Thirteen pension funds in regions and administrative units around China have enough money only to pay less than one year's worth of pensions, reported Reuters citing a local media story yesterday, as the country struggles with an ageing population and shortfalls in the nation's pension schemes.
Guangxi, Jiangxi, Hainan, Inner Mongolia, Hubei, Shaanxi, Tianjin, Hebei, Liaoning, Jilin, Qinghai, Heilongjiang and the Xinjiang Production and Construction Corps can all pay less than one year's worth of pensions to workers covered under the respective funds, the official Beijing News reported, citing China's 2016 Social Security Development Annual Report.
Guangdong province, which had the largest sum of accumulated pensions, can pay 55.7 months worth of pensions, according to the newspaper.

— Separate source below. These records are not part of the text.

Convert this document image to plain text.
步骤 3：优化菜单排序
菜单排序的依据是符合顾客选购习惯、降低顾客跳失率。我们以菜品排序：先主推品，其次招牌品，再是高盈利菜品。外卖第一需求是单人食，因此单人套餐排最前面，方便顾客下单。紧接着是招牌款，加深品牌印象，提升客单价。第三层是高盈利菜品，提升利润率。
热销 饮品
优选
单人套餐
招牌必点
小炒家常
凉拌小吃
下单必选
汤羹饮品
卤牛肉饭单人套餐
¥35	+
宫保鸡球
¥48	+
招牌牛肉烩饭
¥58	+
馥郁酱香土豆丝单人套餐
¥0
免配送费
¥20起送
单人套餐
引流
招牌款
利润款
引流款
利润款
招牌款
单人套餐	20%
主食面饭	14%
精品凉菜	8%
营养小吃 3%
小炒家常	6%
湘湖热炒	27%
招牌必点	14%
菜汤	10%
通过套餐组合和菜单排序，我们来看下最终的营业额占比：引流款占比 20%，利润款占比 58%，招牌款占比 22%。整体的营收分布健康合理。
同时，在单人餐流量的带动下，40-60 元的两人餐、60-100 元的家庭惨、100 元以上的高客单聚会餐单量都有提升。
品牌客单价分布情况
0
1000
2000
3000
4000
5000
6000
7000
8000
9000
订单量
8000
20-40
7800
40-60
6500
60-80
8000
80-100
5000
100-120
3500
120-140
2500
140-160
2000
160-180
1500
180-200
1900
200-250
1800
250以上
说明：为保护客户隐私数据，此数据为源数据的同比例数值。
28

The pension fund of China's northeastern province of Heilongjiang is CNY23.2 billion ($4.97 billion) in deficit, with almost 20% of the CNY267.4 billion worth of funds transferred from the central government to Heilongjiang in 2016 spent on social security expenditures.
Total expenditures of China's urban workers' pension funds grew by 23.4% on year to CNY3.19 trillion while total incomes only grew 19.5% on year to CNY3.51 trillion, Beijing News said, citing the annual report.
At the end of 2016, China had more than 230 million people over the age of 60, deputy director of pension insurance at the Ministry of Human Resources and Social Security Jia Jiang said, adding that by 2050, the ratio of pensioners to workers will be 1:1.3.
China will begin a pilot programme this year to transfer shares in state-owned firms to social security funds. The plan is limited to a small number of central and provincial firms in an initial trial.